Questions to Ask About Water Heater Replacement Cost
Asking a plumber or professional water heater installer the right questions can help minimize miscommunication, save money, and get the desired results. Here are some questions to ask about the water heater replacement before the project.
- Should I buy a tank-style or a tankless water heater?
- What size tank do I need?
- Will the water heater be energy efficient?
- How long will the installation take?
- Will you dispose of the old water heater?
- What brands can I choose from?
- Does the water heater have a warranty?
- How much is the total cost?
- Who will install the new unit?
Choosing the best water heater replacement and keeping the overall water heater replacement cost down can be a daunting process. Here are some frequently asked questions about water heater replacement to help guide you in your decision.
Q. What is the cheapest water heater to install?
The most affordable water heater to install would be a standard tank-style unit. On average, the price of this type of water heater runs from $700 to $2,000, including materials and labor. Tankless water heaters can cost two to three times more than standard tank heaters.
Q. How long can I expect my water heater to last?

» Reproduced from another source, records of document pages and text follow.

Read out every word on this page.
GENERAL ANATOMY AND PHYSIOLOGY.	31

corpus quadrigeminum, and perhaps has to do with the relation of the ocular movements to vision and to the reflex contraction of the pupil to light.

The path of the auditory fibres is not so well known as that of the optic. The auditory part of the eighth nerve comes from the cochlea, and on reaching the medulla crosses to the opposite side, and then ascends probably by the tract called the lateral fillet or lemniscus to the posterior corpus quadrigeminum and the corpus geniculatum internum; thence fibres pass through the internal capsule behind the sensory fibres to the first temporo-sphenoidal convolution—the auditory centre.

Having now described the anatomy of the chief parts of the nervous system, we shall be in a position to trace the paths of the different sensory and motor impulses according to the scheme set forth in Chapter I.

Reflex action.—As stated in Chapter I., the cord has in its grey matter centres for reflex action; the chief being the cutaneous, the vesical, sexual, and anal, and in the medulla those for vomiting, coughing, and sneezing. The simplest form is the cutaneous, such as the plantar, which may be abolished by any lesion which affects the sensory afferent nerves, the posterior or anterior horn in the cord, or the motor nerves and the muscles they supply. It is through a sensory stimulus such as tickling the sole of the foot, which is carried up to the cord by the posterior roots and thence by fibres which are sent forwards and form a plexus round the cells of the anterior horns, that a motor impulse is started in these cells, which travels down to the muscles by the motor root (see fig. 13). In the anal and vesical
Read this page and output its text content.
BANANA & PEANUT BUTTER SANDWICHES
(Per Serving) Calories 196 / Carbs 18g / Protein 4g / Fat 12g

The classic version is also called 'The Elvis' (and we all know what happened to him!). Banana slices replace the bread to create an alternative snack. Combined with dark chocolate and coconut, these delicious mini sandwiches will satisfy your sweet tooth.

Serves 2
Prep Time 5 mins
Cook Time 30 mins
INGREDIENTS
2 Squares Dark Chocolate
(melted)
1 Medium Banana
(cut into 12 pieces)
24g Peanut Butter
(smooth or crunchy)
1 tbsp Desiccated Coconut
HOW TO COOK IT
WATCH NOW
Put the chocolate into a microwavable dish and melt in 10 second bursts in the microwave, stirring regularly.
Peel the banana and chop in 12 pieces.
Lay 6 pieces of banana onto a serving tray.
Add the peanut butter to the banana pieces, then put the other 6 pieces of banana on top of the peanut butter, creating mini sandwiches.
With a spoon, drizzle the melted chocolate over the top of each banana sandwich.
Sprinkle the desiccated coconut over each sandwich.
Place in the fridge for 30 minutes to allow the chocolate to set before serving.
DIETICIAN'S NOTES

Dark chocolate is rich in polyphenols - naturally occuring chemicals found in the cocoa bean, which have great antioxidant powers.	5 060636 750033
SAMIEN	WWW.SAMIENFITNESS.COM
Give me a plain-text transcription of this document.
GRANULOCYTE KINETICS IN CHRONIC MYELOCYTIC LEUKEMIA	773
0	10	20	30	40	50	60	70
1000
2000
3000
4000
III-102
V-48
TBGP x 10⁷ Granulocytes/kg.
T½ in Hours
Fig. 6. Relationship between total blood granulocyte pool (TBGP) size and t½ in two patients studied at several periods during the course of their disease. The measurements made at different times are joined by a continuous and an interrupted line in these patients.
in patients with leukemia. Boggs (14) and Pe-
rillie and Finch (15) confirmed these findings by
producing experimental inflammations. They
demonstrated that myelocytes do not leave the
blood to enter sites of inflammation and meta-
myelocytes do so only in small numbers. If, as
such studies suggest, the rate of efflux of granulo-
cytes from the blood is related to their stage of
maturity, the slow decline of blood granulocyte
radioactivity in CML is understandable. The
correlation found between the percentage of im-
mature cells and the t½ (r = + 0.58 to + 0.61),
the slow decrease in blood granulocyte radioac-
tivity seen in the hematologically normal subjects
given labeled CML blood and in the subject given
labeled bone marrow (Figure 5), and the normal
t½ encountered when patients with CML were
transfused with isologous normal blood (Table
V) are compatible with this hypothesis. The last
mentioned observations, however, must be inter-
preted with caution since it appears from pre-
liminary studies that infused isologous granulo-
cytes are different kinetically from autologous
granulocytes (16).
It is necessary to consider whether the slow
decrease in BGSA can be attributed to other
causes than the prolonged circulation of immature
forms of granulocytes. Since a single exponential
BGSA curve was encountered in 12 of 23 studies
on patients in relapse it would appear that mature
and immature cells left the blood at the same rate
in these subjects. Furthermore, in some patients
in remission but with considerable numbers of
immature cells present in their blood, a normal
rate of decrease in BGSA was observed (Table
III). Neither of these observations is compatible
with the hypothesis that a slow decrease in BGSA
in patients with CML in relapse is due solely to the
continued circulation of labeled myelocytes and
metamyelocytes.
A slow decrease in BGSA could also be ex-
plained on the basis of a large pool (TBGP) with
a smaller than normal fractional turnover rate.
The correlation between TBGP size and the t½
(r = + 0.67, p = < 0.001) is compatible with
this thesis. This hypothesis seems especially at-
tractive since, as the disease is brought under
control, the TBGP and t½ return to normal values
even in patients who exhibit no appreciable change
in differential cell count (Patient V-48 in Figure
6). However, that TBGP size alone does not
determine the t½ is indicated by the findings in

A tank-style water heater should last eight to 15 years, and a tankless unit has at least a 20-year lifespan.
Q. Do I have to hire a professional to install a water heater?
It is recommended to hire a professional to install a new water heater. Professional water heater installation will ensure the heater is installed correctly and is up to building codes. Due to the required labor and intensive knowledge required, hiring a professional is safer, and it will avoid any potential hazards that come from working on gas lines or doing electrical work.